Money never lasts long because of all the stops Dan and Richard have to take especially when they are continuingly fishing out for motels, food and petrol.
Can they make it to their destination and reach home? And how will Richard’s family react when he turns up?
I loved reading about two middle aged men taking a voyage of self-discovery in an old Beetle. It is just the most amusing and engrossing read of its type filled with funny episodes and also quite touching moments. Dan explores spiritual questions throughout this book, always the philosopher, and asks just what is God?
Being not much of a believer myself it’s interesting to read what Dan thinks about this religion. A great read that I just couldn’t put down. From the cover to the last word, this is one book I’m sure is destined for a hit.
Midwest Book Reviews - Reviewers Choice
Old Bug: The Spiritual Quest of an Skeptical Guy on a Road Across America with a Long Lost Friend in a Beat-Up Beetle lives up to its title and then some.

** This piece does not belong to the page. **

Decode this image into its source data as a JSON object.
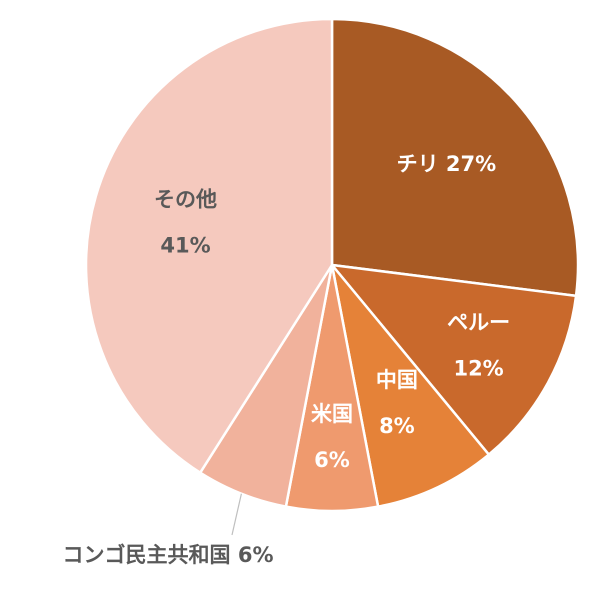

Recounting a cross-country road trip between the author and a friend who have barely seen each other in thirty years, Old Bug is as much about a lingering question in the soul as it is about the journey, namely, "If I don't believe in traditional religion, then what do I believe in?" Pondering God, morality, mortality, meaning, and the mysteries of life itself, Old Bug recounts confronting inner demons long buried even as it mirthfully recounts the hassle of struggling to keep a '69 VW Beetle running smoothly in the twenty-first century. A gentle, thoughtful read of discovery and larger-than-life quandaries.